Incorporation by Reference
The method of making one document of any kind become a part of another separate document by alluding to the former in the latter and declaring that the former shall be taken and considered as a part of the latter the same as if it were completely set out therein.
It is common drafting practice to incorporate by reference an existing writing into a PLEADING, contract, or other legal document in order to save space. The incorporating document, rather than copying the exact words of the existing document, describes it, and a photo-copy is often attached to the incorporating document. This standard practice, however, encounters difficulty with the requirements prescribed by law for a will. If the will is a holograph—a document disposing of property that is written with one's own hand and not witnessed—the attachment might not be in the handwriting of the deceased and, therefore, invalid. If the will is formal, an attachment might violate the requirement that the testator (one who makes a will) or the witnesses sub-scribe (sign at the end of the will) the attachment. If subscription is not required, the incorporated document raises the question whether the testator has declared it to be a part of the will if it was not present at the time the will was signed.
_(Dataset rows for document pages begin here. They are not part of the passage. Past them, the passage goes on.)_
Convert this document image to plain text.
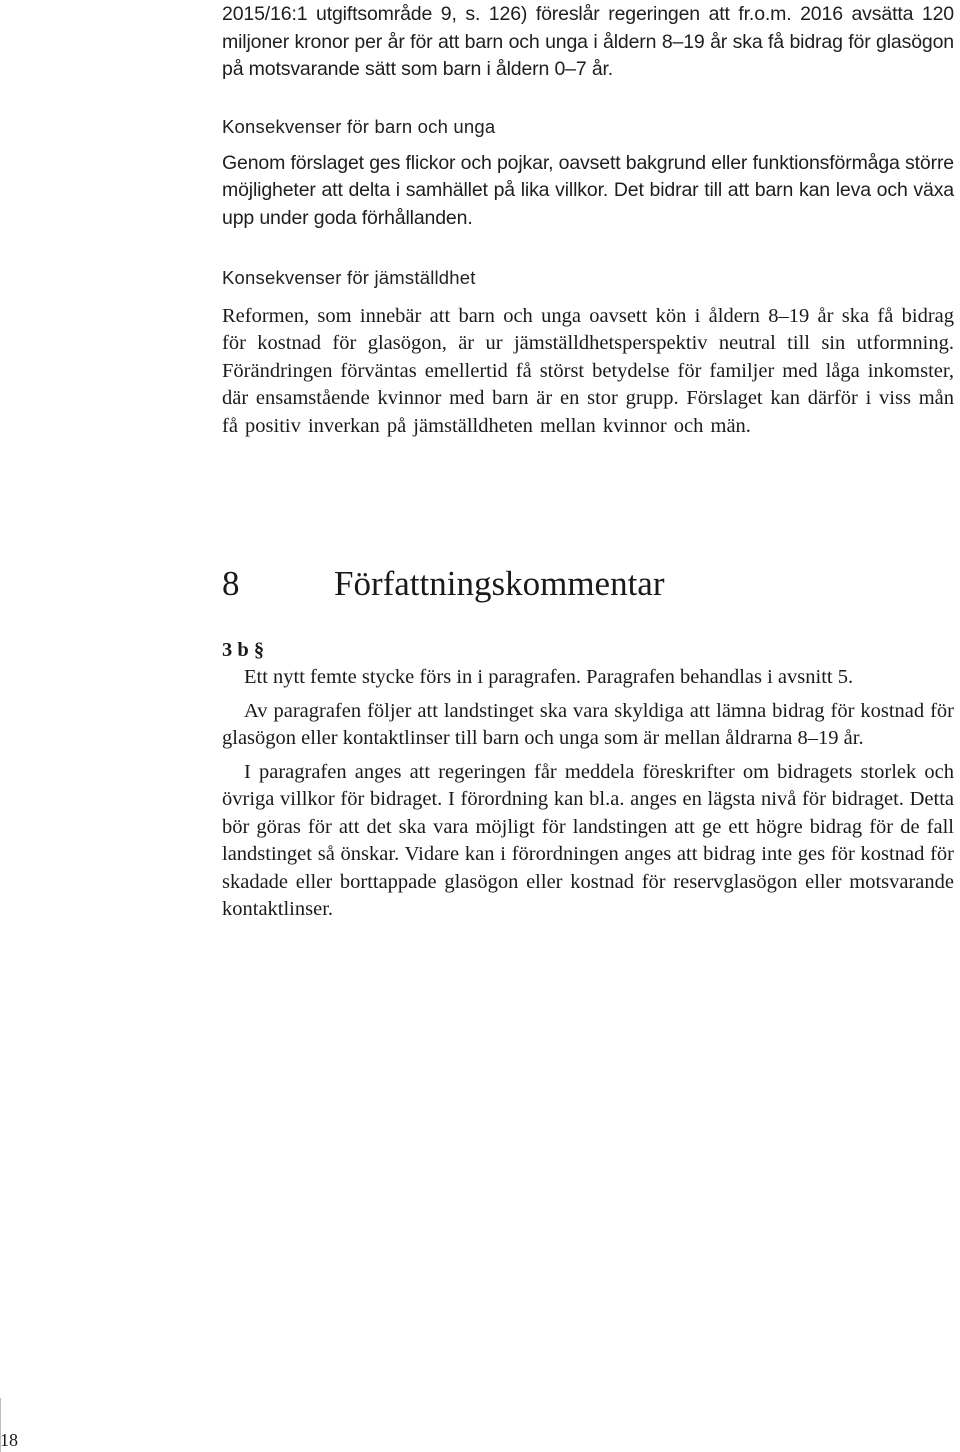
2015/16:1 utgiftsområde 9, s. 126) föreslår regeringen att fr.o.m. 2016 avsätta 120 miljoner kronor per år för att barn och unga i åldern 8–19 år ska få bidrag för glasögon på motsvarande sätt som barn i åldern 0–7 år.

Konsekvenser för barn och unga

Genom förslaget ges flickor och pojkar, oavsett bakgrund eller funktionsförmåga större möjligheter att delta i samhället på lika villkor. Det bidrar till att barn kan leva och växa upp under goda förhållanden.

Konsekvenser för jämställdhet

Reformen, som innebär att barn och unga oavsett kön i åldern 8–19 år ska få bidrag för kostnad för glasögon, är ur jämställdhetsperspektiv neutral till sin utformning. Förändringen förväntas emellertid få störst betydelse för familjer med låga inkomster, där ensamstående kvinnor med barn är en stor grupp. Förslaget kan därför i viss mån få positiv inverkan på jämställdheten mellan kvinnor och män.

8	Författningskommentar

3 b §

Ett nytt femte stycke förs in i paragrafen. Paragrafen behandlas i avsnitt 5.

Av paragrafen följer att landstinget ska vara skyldiga att lämna bidrag för kostnad för glasögon eller kontaktlinser till barn och unga som är mellan åldrarna 8–19 år.

I paragrafen anges att regeringen får meddela föreskrifter om bidragets storlek och övriga villkor för bidraget. I förordning kan bl.a. anges en lägsta nivå för bidraget. Detta bör göras för att det ska vara möjligt för landstingen att ge ett högre bidrag för de fall landstinget så önskar. Vidare kan i förordningen anges att bidrag inte ges för kostnad för skadade eller borttappade glasögon eller kostnad för reservglasögon eller motsvarande kontaktlinser.

18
The document that is incorporated is usually not treated as a part of the will itself but as an external source from which the meaning of the will can be determined. This maintains the distinction between actual incorporation, an integration achieved by extensive copying of a document into the pages that constitute the will, and incorporation by reference, which is a figurative rather than literal integration. Incorporation by reference is treated as if it were actually integrated.
Fear of fraudulent substitutions is probably the basis for the legal insistence upon compliance with certain conditions in order to incorporate a document into a will by reference. Certain requirements exist for incorporation by reference into a will. The document to be incorporated must exist at the time the will is executed. The will must manifest the intention of the testator to incorporate the provisions of the incorporated document. The incorporated document must be sufficiently described to permit its identification. Some courts emphasize that the incorporated document comply with the description. Some, but not all, statutes require that the incorporating document refer to the incorporated document as being in existence in addition to the requirement mentioned earlier that it actually be in existence.
Most states presently allow incorporation by reference into wills upon compliance with the foregoing conditions. In the states that permit holographic wills, most allow the incorporation by reference of nonholographic material, even if actual incorporation would otherwise invalidate the will because it is not entirely in the handwriting of the deceased.